On blague sur Weinstein, rires gênés…

De Harvey Weinstein à Kevin Spacey, les rires se font plus gênés quand les blagues visent des personnalités qui sont déjà des cibles à tout faire. Peut-être que la critique Daphne Merkin a raison quand elle écrit dans une tribune du New York Times que beaucoup de femmes tenues à l’indignation publique sont mal à l’aise à l’idée que balancer un nom suffise à inculper. Elle y regrette aussi que toutes les accusations s’équivalent désormais – viol, harcèlement ou comportement inapproprié – et redoute une remoralisation de la vie sexuelle. « Mais si, on pourra continuer à se rencontrer, m’assure une fille au VNYL. Ce qui change tout dans des cas comme celui de Harvey Weinstein, c’est la relation de pouvoir… » Pour montrer qu’ils sont féministes, m’assure-t-elle, les mecs indiquent sur leur « dating profile » qu’ils sont anti-Trump. Plus que Weinstein, le président incarne, selon elle, le harceleur en chef. Cela dit, vu la façon dont il se vante de ses relations avec les femmes, il se serait trouvé en phase avec le thème années 1970.

Quelqu’un récapitule sur Twitter : « Imagine si, en 1994, on t’avait dit qu’en 2018, Donald Trump serait président et Tonya Harding aux Golden Globes… »

A l’écran, Nicole Kidman ramasse son prix en rappelant que le personnage qu’elle jouait représentait « quelque chose au centre de notre conversation : la maltraitance ». Ma voisine avocate m’assure que ces femmes vont encourager celles d’autres « industries » à s’émanciper. Hollywood ouvre-t-il la voie du féminisme ou en est-il la voiture balai ? Quelques jours plus tôt dans une conférence, Lydia Polgreen du Huffington Post affirmait que bien sûr la culture était en avance sur la politique, « dans les séries, on voit toutes sortes de familles, des parents gay, des personnages transgenres sans que ce soit un souci ». Puis en hésitant : « Et, en même temps, dans les comédies romantiques, les femmes journalistes n’ont l’air de n’exercer ce métier que pour trouver des maris ».

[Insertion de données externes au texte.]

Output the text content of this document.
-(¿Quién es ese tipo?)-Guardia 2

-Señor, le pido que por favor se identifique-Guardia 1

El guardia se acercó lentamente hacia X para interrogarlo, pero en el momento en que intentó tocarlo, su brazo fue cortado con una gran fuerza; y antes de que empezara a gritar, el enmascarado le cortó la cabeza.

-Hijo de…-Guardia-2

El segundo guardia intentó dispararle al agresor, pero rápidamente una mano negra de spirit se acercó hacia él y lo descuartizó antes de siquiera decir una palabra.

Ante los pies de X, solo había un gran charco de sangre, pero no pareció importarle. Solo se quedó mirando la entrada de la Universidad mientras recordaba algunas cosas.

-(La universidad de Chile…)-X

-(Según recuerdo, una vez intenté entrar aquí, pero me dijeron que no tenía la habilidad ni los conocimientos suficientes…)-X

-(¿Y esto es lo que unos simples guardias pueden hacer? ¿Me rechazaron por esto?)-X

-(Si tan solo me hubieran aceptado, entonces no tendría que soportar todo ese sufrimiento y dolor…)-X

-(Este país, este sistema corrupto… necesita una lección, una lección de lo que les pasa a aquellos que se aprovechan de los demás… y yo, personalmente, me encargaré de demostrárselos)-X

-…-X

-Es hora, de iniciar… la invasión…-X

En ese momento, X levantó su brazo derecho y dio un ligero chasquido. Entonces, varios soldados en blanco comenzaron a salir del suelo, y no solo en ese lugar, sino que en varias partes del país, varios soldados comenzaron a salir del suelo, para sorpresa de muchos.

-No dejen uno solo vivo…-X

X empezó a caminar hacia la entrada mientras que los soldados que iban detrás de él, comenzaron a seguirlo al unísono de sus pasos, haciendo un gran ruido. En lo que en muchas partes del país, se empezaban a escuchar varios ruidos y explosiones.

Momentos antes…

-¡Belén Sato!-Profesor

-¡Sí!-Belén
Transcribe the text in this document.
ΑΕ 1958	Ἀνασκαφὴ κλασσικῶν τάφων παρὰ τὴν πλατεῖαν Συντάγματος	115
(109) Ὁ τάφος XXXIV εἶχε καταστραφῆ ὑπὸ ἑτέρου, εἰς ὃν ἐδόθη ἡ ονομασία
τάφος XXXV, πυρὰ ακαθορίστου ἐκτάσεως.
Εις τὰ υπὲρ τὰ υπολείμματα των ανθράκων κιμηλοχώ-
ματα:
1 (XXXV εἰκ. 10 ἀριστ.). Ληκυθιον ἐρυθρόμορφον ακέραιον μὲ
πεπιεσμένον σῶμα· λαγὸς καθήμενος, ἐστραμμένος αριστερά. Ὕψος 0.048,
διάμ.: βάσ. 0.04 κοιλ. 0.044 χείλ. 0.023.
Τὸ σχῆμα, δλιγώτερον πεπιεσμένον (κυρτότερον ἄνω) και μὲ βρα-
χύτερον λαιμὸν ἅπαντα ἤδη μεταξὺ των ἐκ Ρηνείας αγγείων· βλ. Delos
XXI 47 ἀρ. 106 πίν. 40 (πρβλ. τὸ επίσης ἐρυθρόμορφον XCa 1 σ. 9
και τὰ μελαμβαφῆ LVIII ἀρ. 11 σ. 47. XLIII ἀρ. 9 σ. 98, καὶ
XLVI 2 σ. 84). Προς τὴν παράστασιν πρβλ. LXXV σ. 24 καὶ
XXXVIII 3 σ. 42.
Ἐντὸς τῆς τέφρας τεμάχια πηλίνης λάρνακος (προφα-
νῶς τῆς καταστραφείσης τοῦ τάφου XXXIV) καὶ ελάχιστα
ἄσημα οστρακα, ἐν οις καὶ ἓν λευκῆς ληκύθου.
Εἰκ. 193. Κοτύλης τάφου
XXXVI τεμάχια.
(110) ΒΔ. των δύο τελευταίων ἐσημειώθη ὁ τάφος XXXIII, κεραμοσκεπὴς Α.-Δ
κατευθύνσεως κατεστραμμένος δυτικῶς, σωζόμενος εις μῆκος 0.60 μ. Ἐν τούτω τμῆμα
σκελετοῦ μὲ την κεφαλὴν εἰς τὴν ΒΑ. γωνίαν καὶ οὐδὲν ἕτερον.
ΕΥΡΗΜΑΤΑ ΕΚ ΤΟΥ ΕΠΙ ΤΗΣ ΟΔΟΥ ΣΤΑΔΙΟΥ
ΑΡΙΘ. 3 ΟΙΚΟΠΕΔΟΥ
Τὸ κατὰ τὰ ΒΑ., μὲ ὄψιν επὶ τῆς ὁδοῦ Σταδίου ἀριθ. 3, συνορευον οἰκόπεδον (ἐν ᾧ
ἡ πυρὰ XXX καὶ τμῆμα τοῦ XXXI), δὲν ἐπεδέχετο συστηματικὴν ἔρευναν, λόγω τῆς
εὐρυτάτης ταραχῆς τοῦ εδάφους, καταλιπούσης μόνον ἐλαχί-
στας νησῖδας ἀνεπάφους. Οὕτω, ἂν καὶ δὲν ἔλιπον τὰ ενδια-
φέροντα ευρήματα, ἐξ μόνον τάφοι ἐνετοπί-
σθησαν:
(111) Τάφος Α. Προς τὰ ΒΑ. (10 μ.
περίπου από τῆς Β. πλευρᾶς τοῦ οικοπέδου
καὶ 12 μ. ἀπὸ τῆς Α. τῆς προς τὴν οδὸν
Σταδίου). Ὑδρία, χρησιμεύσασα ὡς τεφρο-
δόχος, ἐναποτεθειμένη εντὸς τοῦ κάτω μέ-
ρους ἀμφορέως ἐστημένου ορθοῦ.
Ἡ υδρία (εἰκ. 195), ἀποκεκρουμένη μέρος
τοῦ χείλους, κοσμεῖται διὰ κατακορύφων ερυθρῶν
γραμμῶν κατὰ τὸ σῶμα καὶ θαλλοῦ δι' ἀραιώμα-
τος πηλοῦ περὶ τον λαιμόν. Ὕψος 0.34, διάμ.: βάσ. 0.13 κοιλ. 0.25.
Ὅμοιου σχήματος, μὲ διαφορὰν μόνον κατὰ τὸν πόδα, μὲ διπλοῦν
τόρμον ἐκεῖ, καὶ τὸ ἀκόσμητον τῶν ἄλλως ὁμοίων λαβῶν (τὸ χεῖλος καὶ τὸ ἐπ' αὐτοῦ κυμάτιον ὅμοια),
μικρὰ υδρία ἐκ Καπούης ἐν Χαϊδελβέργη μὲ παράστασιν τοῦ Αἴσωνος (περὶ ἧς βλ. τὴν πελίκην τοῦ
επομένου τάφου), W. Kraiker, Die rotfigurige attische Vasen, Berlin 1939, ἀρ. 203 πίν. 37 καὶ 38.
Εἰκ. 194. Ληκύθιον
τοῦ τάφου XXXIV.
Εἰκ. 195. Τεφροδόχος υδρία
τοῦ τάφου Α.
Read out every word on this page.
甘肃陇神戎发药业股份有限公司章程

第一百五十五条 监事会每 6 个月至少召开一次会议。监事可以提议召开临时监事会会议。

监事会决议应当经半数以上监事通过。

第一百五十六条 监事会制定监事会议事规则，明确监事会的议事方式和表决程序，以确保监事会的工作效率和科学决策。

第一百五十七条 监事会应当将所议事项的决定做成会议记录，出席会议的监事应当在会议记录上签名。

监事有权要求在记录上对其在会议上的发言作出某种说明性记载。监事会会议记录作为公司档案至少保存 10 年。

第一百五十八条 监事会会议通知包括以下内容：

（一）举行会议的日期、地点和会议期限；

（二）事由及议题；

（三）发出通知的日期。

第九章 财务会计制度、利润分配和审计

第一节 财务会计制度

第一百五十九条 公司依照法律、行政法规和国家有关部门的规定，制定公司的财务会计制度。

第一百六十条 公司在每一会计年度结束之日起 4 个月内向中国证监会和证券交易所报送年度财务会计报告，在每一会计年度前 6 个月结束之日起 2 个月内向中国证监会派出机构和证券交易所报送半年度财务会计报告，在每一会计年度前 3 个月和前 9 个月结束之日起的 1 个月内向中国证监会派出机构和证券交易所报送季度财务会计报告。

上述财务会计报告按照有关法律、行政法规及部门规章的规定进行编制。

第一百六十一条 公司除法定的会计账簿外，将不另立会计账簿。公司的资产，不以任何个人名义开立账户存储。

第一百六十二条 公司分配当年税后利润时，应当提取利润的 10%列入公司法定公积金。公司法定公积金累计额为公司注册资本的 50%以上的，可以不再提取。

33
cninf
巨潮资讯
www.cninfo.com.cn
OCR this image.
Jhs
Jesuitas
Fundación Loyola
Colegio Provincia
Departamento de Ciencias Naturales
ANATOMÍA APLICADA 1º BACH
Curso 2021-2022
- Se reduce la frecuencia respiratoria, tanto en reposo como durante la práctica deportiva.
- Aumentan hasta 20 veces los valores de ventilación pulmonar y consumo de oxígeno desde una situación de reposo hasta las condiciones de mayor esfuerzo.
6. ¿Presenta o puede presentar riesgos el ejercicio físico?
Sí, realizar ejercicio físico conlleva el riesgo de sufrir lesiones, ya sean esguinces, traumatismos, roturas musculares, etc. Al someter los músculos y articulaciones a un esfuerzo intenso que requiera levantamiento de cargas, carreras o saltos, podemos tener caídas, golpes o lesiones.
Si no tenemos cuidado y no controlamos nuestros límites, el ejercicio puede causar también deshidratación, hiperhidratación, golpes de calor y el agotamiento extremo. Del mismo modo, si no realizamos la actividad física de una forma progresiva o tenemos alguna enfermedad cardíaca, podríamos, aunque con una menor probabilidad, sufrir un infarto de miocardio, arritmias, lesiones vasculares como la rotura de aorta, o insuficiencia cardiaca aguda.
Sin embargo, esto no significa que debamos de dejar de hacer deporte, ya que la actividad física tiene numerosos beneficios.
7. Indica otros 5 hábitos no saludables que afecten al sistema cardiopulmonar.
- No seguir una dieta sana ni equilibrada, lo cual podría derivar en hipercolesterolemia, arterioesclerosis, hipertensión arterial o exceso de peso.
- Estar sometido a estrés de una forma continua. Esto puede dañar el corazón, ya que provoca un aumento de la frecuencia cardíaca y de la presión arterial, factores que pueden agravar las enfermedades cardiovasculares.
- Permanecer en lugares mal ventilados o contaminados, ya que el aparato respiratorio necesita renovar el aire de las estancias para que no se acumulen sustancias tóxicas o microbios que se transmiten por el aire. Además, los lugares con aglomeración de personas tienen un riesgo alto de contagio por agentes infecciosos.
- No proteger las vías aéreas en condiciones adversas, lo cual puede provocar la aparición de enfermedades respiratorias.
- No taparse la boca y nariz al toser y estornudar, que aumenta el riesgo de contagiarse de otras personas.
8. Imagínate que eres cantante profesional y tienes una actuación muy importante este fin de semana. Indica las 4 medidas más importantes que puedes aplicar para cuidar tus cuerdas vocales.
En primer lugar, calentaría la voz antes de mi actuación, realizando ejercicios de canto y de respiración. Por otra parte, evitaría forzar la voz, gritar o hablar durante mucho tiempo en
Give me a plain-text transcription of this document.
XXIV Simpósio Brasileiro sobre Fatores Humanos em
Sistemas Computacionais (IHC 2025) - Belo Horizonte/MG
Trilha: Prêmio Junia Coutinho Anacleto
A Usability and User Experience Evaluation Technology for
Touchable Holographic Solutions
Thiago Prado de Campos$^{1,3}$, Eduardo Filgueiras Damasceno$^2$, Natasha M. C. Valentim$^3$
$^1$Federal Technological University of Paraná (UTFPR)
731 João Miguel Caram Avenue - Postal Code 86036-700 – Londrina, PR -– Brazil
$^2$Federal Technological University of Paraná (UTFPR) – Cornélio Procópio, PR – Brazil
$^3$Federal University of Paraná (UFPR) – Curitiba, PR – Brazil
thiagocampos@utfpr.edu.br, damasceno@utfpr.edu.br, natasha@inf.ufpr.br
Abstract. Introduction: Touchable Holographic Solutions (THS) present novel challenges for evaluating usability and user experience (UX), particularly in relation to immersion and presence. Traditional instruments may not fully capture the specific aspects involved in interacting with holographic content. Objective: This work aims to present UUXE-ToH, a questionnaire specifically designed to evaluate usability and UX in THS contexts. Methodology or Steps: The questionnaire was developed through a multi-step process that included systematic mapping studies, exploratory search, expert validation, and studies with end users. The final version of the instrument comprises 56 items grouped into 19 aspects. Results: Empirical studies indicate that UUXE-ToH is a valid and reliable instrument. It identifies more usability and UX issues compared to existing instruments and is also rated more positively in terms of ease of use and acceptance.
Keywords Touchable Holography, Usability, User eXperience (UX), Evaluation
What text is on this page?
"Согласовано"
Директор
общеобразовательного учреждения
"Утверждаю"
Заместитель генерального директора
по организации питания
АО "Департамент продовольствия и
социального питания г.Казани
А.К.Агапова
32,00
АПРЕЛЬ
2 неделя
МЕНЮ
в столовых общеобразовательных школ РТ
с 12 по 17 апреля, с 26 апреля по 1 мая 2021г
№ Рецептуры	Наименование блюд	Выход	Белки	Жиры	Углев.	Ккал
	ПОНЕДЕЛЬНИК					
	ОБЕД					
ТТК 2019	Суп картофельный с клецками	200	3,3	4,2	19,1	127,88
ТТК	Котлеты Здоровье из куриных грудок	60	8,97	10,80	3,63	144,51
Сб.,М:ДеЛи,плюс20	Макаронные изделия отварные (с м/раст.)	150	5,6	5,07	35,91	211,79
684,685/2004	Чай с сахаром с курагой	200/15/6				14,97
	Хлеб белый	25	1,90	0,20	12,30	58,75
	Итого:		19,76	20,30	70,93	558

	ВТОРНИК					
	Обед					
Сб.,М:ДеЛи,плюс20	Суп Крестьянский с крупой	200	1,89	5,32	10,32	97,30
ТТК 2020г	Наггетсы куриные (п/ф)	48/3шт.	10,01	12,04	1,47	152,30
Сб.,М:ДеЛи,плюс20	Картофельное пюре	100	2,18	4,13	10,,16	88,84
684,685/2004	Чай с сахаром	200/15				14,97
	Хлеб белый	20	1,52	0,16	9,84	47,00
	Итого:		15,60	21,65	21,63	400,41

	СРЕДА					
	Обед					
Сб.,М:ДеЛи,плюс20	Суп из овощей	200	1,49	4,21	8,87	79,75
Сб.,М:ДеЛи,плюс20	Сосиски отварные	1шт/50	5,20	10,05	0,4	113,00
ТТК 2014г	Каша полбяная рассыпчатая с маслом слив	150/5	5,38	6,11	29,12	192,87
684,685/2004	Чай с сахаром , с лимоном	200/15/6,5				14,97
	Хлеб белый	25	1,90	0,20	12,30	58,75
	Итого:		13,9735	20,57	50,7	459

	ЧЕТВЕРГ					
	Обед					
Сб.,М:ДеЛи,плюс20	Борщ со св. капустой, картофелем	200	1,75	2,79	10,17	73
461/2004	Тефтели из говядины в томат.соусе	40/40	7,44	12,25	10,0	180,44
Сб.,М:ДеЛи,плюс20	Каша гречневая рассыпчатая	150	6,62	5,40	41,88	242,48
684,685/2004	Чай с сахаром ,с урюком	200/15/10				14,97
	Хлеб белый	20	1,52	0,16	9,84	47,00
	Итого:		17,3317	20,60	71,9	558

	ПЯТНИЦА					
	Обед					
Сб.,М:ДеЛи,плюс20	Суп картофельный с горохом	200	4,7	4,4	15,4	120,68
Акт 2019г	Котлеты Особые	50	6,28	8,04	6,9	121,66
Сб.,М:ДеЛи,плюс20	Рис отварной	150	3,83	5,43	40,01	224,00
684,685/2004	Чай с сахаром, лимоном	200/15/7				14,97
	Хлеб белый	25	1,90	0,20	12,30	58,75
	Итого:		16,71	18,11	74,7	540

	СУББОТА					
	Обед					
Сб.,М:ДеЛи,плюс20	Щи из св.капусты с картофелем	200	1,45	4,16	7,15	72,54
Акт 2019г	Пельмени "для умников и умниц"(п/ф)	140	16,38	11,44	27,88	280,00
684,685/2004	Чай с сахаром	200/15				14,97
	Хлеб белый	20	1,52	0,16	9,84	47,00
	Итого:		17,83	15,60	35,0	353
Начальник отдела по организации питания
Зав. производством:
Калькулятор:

Allison Janney remplit l’écran en allant chercher son prix de meilleur second rôle féminin pour I, Tonya. Seuls les plus de 35 ans reconnaissent, assise derrière elle, Tonya Harding, la patineuse accusée en 1994 d’avoir fait péter les genoux de son adversaire Nancy Kerrigan. « Un peu bizarre le jour où on invite les femmes à s’affirmer… », dit une cliente au bar. On rit quand quelqu’un récapitule sur Twitter : « Imagine si, en 1994, on t’avait dit qu’en 2018, Donald Trump serait président et Tonya Harding aux Golden Globes… » Sur l’écran géant, la soirée s’interrompt le temps d’une pub L’Oréal. « Parce que je le vaux bien » s’affiche en grand sur le mur. En changeant un peu l’éclairage, chacun voit le féminisme à sa porte.